Beats and Nike Unite on Powerbeats Pro 2, a Bold Swoosh-Branded Collab
Beats put a Nike Swoosh on its earbuds for the first time ever — the Powerbeats Pro 2 Nike Special Edition dropped March 20 at $249.99 with no markup.

Beats x Nike Powerbeats Pro 2 Nike Special Edition hit Apple.com and Nike.com on March 20 at $249.99, marking the first time Beats ever shared its earbud hardware with an outside brand — and the co-sign came stamped in Volt and rubber-sealed with a Swoosh.
The design split is clean and deliberate: Nike's Swoosh sits on the right earbud, the Beats "b" on the left. The matte black exterior gives way to a Volt-speckled charging case, and cracking it open reveals Nike's "JUST DO IT" printed inside the lid. It's the kind of detail that rewards the person who actually owns the thing, not just the one scrolling past it on a feed. Beyond the collab-exclusive aesthetic, the internals are unchanged from the standard Powerbeats Pro 2 — same chip, same sensors, same battery, same drivers. The feature set includes built-in heart rate monitoring, Active Noise Cancelling, Transparency mode, secure-fit earhooks, and sweat and water resistance. No new hardware, no markup: $249.99 is exactly what the standard model costs.

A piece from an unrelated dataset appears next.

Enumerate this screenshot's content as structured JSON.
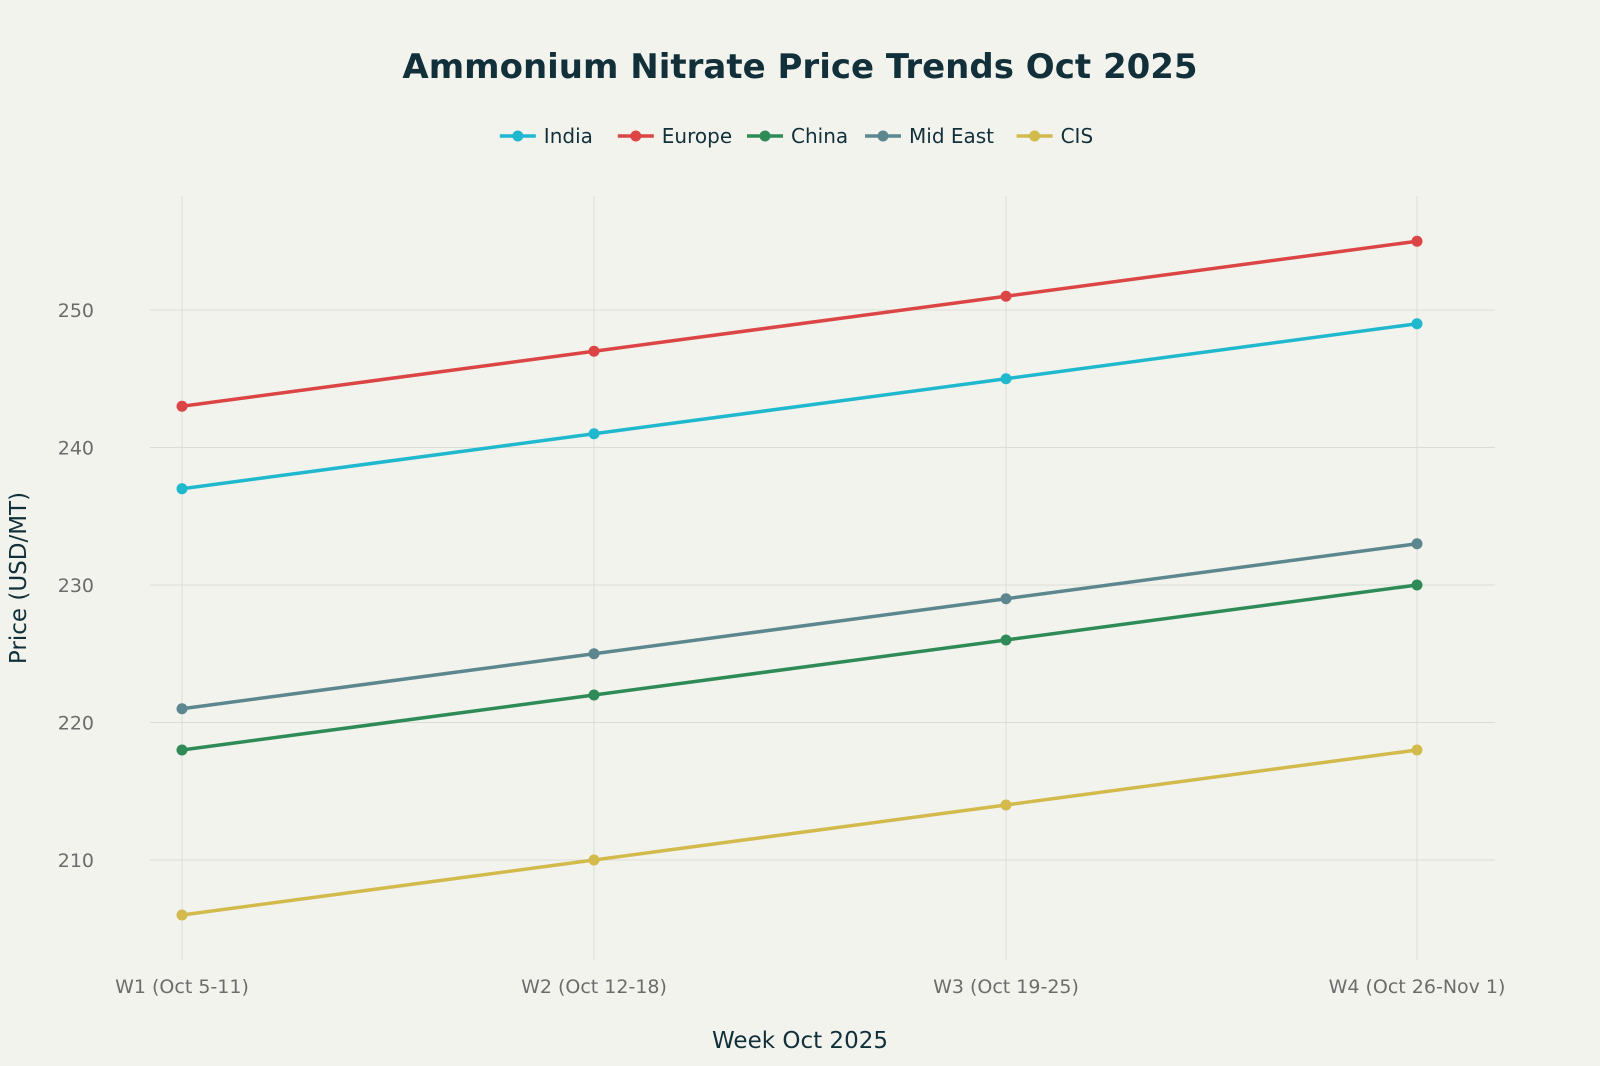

Beats CMO Chris Thorne made clear this wasn't a colorway exercise. "This isn't just a new colorway; it's a collision of two brands that define performance, culture, and sports — the attributes of today's athlete," he said. "By placing the Swoosh on our hardware for the first time, we're honoring the shared DNA of Beats and Nike — and celebrating ambassadors like LeBron James who embody both. It's a tribute to the grit, style, and sound that push people to their limits."
LeBron fronted the launch campaign, and the execution was sharper than most co-branded rollouts manage. The spot put him on a golf course, playing badly and fully aware of it, earbuds in, critics blocked out. It's a smart frame for the product's core pitch: ANC as armor. LeBron's own take on the collab leaned personal. "When two iconic brands like Beats and Nike come together, it's more than a collaboration — for me, it's family," he said. "I've been part of the Beats journey since day one with the original Powerbeats, and the Powerbeats Pro 2 represent everything I need in my daily routine, whether I'm training, recovering or just living life."
The drop mechanics leaned into Nike's streetwear playbook. An early-access lottery opened March 17 on SNKRS — the same app Nike uses for its most contested sneaker releases — before the global launch on March 20. Availability spread across Apple.com in fourteen markets: the United States, United Kingdom, China, Japan, Germany, Canada, Australia, Singapore, France, Spain, India, Switzerland, the Netherlands, and Hong Kong. Nike.com carried it in the United States, with select Apple Store locations in the U.S., United Kingdom, China, and Singapore also stocking the edition. In New York alone, the product landed at nine Apple Store locations including SoHo, Fifth Avenue, World Trade Center, Grand Central, Downtown Brooklyn, Williamsburg, West 14th Street, Upper West Side, and Upper East Side. Los Angeles got six stores: The Grove, Beverly Center, Tower Theatre, Third Street Promenade, Century City, and Manhattan Village. Chicago's list included Michigan Avenue and Lincoln Park, among others.
What the Powerbeats Pro 2 Nike Special Edition actually represents is the consumer electronics version of a category convergence that's been building for years. A single product now tracks biometric data, blocks ambient noise, syncs with performance apps, and carries two of the most loaded logos in sport — then drops through a sneaker lottery. That's not a coincidence; it's a product strategy made physical. Whether Beats and Nike treat this as a one-time cultural moment or the foundation for a longer hardware partnership will say a lot about where both brands think the performance-audio market is heading.